Bone marrow mesenchymal stem cells-secreted exosomal H19 modulates lipopolysaccharides-stimulated microglial M1/M2 polarization and alleviates inflammation-mediated neurotoxicity

Neuroinflammation is the most common cause of neurological diseases. Exosomes derived from mesenchymal stem cells (MSCs-exos) have been reported to reduce inflammation and neuronal injury. Its underlying mechanism remains poorly unknown. In this study, identification of bone marrow MSCs-derived exosomes (BMSCs-exos) was conducted by nanosight tracking analysis, transmission electron microscope, and western blot assay. Enzyme-linked immunosorbent (ELISA) was used to analyze microglial M1/M2 polarization and detect levels of inflammatory factors. Cell viability was determined by Cell Counting Kit (CCK)-8 assay. Cell apoptosis was assessed by flow cytometry, caspase-3 activity assay, and DNA fragmentation assay. Quantitative real-time polymerase chain reaction was used to detect gene expression. Luciferase reporter and RNA pull-down assays were exploited to validate the interaction between genes. BMSCs-exos promoted M2 polarization while inhibited M1 polarization in LPS-stimulated BV-2 cells.
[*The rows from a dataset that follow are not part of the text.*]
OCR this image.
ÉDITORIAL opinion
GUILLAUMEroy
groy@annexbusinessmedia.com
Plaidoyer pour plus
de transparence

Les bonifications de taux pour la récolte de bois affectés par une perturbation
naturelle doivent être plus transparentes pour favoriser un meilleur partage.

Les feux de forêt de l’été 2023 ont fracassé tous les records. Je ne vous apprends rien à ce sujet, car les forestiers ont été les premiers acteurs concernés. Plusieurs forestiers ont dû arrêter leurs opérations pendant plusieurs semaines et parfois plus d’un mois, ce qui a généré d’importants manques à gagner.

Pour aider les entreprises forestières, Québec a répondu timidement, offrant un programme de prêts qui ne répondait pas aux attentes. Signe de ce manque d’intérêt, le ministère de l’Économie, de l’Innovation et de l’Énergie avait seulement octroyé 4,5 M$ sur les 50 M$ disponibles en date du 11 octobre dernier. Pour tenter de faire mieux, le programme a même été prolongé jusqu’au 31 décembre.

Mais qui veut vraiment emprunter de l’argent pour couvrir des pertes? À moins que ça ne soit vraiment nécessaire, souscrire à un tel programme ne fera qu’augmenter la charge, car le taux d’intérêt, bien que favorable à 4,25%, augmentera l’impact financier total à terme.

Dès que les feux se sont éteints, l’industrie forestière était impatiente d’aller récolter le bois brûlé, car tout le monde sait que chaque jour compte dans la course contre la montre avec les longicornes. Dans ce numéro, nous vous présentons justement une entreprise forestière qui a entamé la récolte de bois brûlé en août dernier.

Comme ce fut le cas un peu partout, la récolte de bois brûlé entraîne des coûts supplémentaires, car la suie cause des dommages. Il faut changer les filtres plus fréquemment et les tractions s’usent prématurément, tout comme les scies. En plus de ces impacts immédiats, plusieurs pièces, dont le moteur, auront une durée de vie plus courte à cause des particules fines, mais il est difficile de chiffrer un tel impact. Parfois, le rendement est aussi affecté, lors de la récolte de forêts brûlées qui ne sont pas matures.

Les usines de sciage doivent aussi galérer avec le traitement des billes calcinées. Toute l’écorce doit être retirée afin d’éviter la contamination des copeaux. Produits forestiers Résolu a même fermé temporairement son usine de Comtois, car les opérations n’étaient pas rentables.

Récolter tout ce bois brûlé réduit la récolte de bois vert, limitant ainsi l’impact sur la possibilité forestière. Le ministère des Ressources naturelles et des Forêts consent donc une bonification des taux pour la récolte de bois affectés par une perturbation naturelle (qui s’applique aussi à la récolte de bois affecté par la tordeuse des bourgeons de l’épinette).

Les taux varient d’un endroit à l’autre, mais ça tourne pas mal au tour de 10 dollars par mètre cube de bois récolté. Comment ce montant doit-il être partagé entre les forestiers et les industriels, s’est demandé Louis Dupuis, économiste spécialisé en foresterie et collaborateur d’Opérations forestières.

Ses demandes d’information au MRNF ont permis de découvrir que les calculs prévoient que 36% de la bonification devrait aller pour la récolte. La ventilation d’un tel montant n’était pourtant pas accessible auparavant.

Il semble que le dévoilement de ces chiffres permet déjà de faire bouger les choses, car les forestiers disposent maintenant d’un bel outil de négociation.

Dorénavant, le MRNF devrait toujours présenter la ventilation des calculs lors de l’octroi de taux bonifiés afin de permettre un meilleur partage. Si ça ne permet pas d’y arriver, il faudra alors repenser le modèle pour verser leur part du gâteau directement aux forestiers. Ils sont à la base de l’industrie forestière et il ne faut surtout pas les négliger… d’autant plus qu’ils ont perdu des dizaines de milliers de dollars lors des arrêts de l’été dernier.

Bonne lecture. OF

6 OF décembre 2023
BMSCs-exos inhibited the secretion of interleukin (IL)-1β, IL-6, and TNF-α, while increased the levels of IL-10. BMSCs-exos resisted the cytotoxicity and apoptosis induced by LPS in HT22 cells. BMSCs-exosomal long noncoding RNA (lncRNA) H19 enhanced the anti-inflammatory ability of BMSCs-exos in BV-2 microglia following LPS stimulation, and strengthened the neuroprotective effect of BMSCs-exos on HT22 cells in the presence of LPS. Moreover, H19 functioned as a sponge for miR-29b-3p. miR-29b-3p mimics abolished the effects of BMSCs-exosomal H19 on M1/M2 polarization and inflammation in LPS-stimulated BV-2 cells. The neuroprotective function of BMSCs-exosomal H19 was attenuated by miR-29b-3p mimics in LPS-stimulated HT22 cells. BMSCs-exosomal H19 modulates LPS-stimulated microglial M1/M2 polarization and alleviates inflammation-mediated neurotoxicity by sponging miR-29b-3p.